The lack of an independent judiciary helps to explain the disconcertingly low level of corruption investigations and convictions. As highlighted by the EU report, ‘A solid track-record of final convictions in high level corruption cases remains to be established.’ Yet, an increased number of investigations would be a superficial solution to the much deeper issue of the lack of an independent judiciary and prosecution. A fundamental restructuring of the judiciary and prosecution is necessary, in order to ensure a proper separation of powers and an effective legal means of holding government officials to account for their corrupt activities. 

The lack of transparency within the legislative process

The EU Commission equally outlined concerns regarding the transparency of the legislative progress in Bulgaria. Lobbying is completely unregulated, and as Transparency International underscores, ‘without clear and enforceable rules and regulations, a select number of voices with more money and insider contacts can come to dominate political decision-making’. The lack of lobbying regulations thus bolsters corruption within the political arena. 

Moreover, nearly 37% of adopted legal acts between 2017-2019 contain amendments that modify previous acts, and in some cases the amendments concern legal acts which are completely unrelated to the amending act. This troubling ‘legal technique’ curbs public discourse and engagement with legislation proposals, as well as ‘bypassing the requirements for impact assessment’. Some have equally raised concerns that the significant number of amendments to previous legislation indicates irregular lobbying within Parliament. This concerning trend vastly undermines the operation of a transparent law-making process and the scrutiny of executive legislative action, facilitating the advancement of select private interests which counter the general public interest.

A controlled and biased press

An equally pivotal tenet of any democracy purporting to uphold rule of law values is a free press that represents a plurality of voices. However, according to the Reporters Without Borders 2020 World Press Freedom Index, Bulgaria ranks 112th in the world, making it the worst country for press freedom in the EU. 

In particular, there is a notable deficit of transparency in media ownership, in addition to a lack of regulatory safeguards for fair and transparent distribution of state advertising. As outlined by the 2020 EU Report, ‘State advertising reportedly plays an important role in the country’s media landscape, especially at local level’. State control over the media, which minimizes the potential for objective commentary and criticism of governmental action, is thus a serious concern. The executive not only circumvents scrutiny in the legal and political arenas, but in the public sphere too. 

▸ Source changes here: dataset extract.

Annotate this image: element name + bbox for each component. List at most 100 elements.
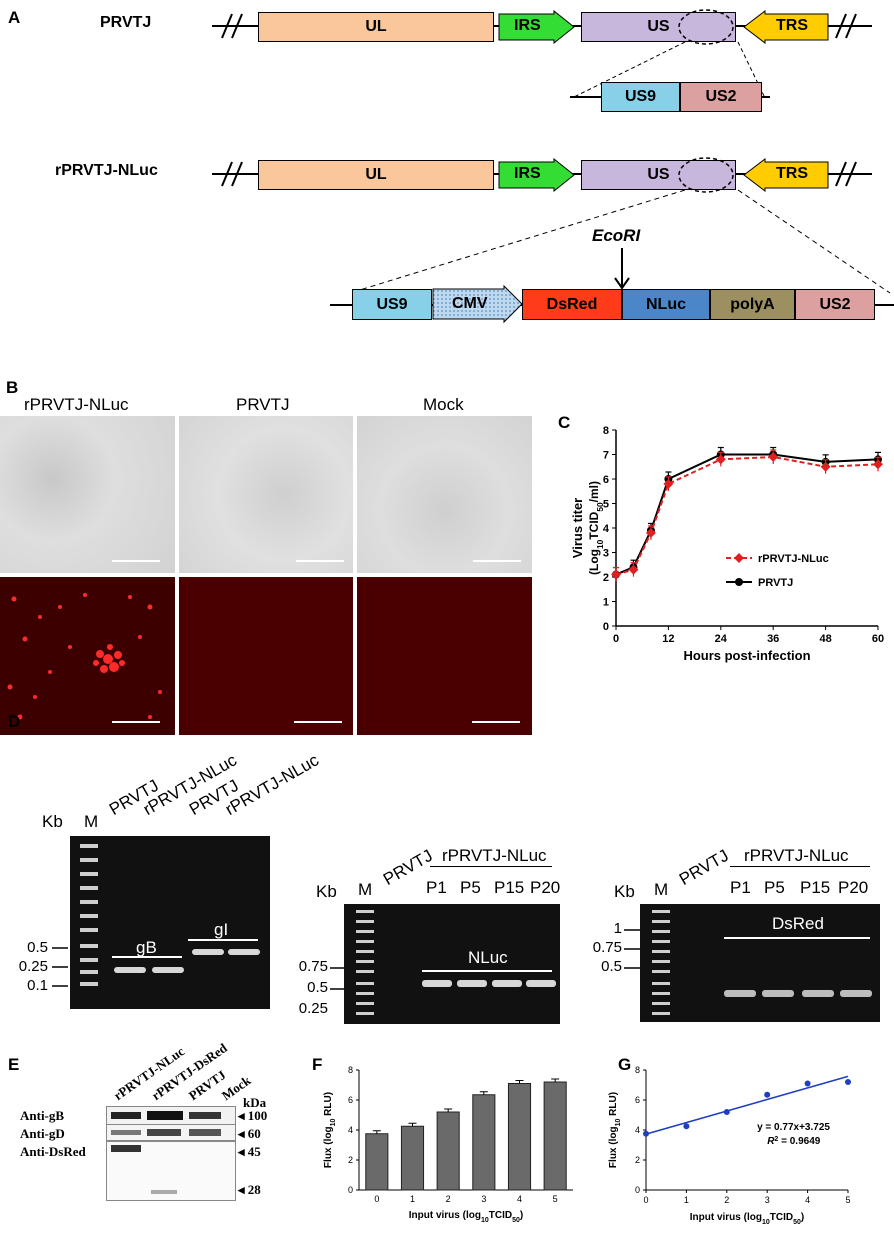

Similarly, supposedly independent media owners often hold close ties to political actors, due to a climate of oppression of dissident voices. Reporters Without Borders outline that “‘The few outspoken journalists are constantly subjected not only to smear campaigns and harassment by the state, but also to intimidation and violence”. 

Indeed, the protection of press freedom is largely contingent upon the establishment of an independent judiciary and prosecution. Currently, judicial ties to the state make the punishment of such threatening and violent behaviour elusive, empowering the executive to further encroach upon the media. 

The rule of law in Bulgaria is clearly in a fragile state. The judiciary defers to unlawful executive action, the legislative process is opaque, and the press does not offer a platform where criticism can be completely freely voiced and circulated. This allows the government to evade political and legal accountability. Abuses of governmental authority which privilege personal and oligarchical private interests are inevitable in such a climate. Remedying these rule of law deficiencies is an indispensable first step towards combating the pernicious and draining influence of corruption within Bulgaria.